Damage and disruption caused by floods do not just arise from the characteristics of physical structures, but also from the characteristics of residents inhabiting these structures. Social vulnerability studies typically employ socio-demographic proxy indicators that do not address the risk attitudes, beliefs and agency of those living in areas at risk. To close this gap, this paper introduces a range of indicators from psychological risk research. Physical, social and psychological indicators are compared for their influence on vulnerability outcomes such as building damage or emotional distress. Based on survey data of 456 Austrian at-risk households, hierarchical regression models confirm the additional explanatory value of psychological indicators above and beyond physical and social indicators. Adding psychological indicators up to doubles the explained variance in vulnerability outcomes, in particular for health impacts and distress. General intentions for flood preparedness, fear of flooding and self-efficacy are most relevant. For a more holistic view of vulnerability, measurement instruments should incorporate psychological indicators. Disaggregated household-level data is necessary to fully capture the inter-individual differences between households living in the same flood-prone area. Indicators perform differently depending on the other indicators included, and the considered outcome; therefore, we caution against pooling indicators to composite vulnerability indices.
Babcicky, P., Seebauer, S., Thaler, T. (2020).
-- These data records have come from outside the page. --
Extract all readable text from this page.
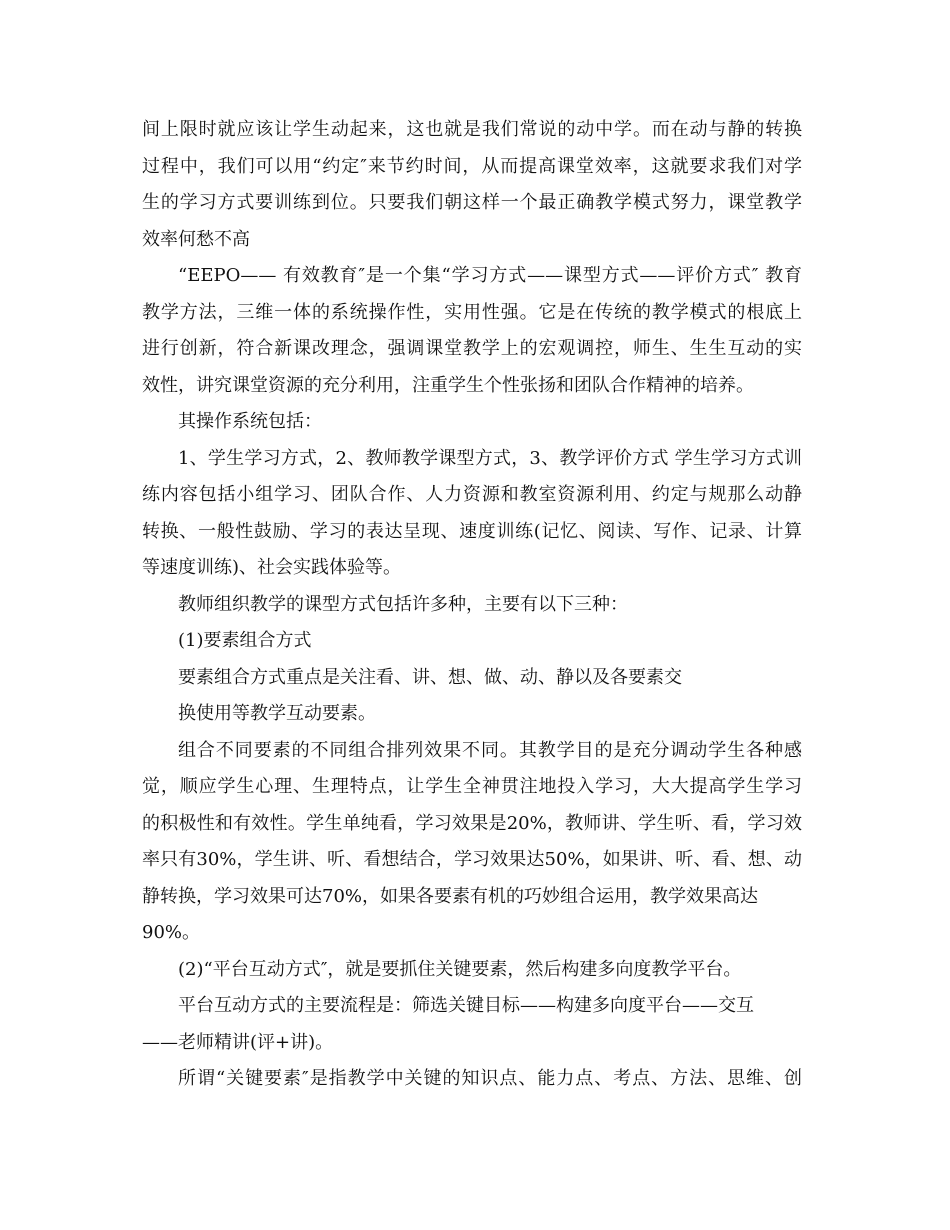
间上限时就应该让学生动起来，这也就是我们常说的动中学。而在动与静的转换
过程中，我们可以用“约定″来节约时间，从而提高课堂效率，这就要求我们对学
生的学习方式要训练到位。只要我们朝这样一个最正确教学模式努力，课堂教学
效率何愁不高
“EEPO—— 有效教育″是一个集“学习方式——课型方式——评价方式″ 教育
教学方法，三维一体的系统操作性，实用性强。它是在传统的教学模式的根底上
进行创新，符合新课改理念，强调课堂教学上的宏观调控，师生、生生互动的实
效性，讲究课堂资源的充分利用，注重学生个性张扬和团队合作精神的培养。
其操作系统包括：
1、学生学习方式，2、教师教学课型方式，3、教学评价方式 学生学习方式训
练内容包括小组学习、团队合作、人力资源和教室资源利用、约定与规那么动静
转换、一般性鼓励、学习的表达呈现、速度训练(记忆、阅读、写作、记录、计算
等速度训练)、社会实践体验等。
教师组织教学的课型方式包括许多种，主要有以下三种：
(1)要素组合方式
要素组合方式重点是关注看、讲、想、做、动、静以及各要素交
换使用等教学互动要素。
组合不同要素的不同组合排列效果不同。其教学目的是充分调动学生各种感
觉，顺应学生心理、生理特点，让学生全神贯注地投入学习，大大提高学生学习
的积极性和有效性。学生单纯看，学习效果是20%，教师讲、学生听、看，学习效
率只有30%，学生讲、听、看想结合，学习效果达50%，如果讲、听、看、想、动
静转换，学习效果可达70%，如果各要素有机的巧妙组合运用，教学效果高达
90%。
(2)“平台互动方式″，就是要抓住关键要素，然后构建多向度教学平台。
平台互动方式的主要流程是：筛选关键目标——构建多向度平台——交互
——老师精讲(评+讲)。
所谓“关键要素″是指教学中关键的知识点、能力点、考点、方法、思维、创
Make it personal: Introducing intangible outcomes and psychological sources to flood vulnerability and flood policy. JustFair Working Paper No. 2.
Vulnerability assessments play a central role in deciding on risk reduction measures in flood risk management. Vulnerability itself manifests as tangible (e.g. building damage) and intangible (e.g. distress, disruption of livelihoods) outcomes caused by a flood event. Traditionally, vulnerability assessments have been focusing on the physical and social sources that drive these outcomes, while psychological sources have largely been neglected. This paper expands the current physical and social perspective on vulnerability by demonstrating the added value of psychological sources to more accurately identify those who are most vulnerable to flooding. Based on survey data of 1,127 households living in flood-prone areas in Austria, we confirm that tangible and intangible outcomes indeed represent conceptually distinct types of flood impacts. A series of hierarchical regression models shows that psychological sources do not play a critical role for tangible outcomes, as they do not significantly add to the variance already explained by physical and social indicators. However, psychological sources have substantial unique explanatory value for intangible outcomes, and may supersede specific physical indicators (e.g., risk zone is a physical proxy indicator for the underlying psychological factor perceived flood probability). By contrast, social indicators retain their effect size even if psychological indicators are included. Thus, expanding the scope of vulnerability outcomes calls for simultaneously expanding the scope of sources of vulnerability. The results caution against catch-all risk reducing measures; instead, risk managers should address the vulnerability sources specific to particular outcomes. Flood policy instruments should incorporate intangible outcomes and psychological sources of vulnerability in order to improve social equity.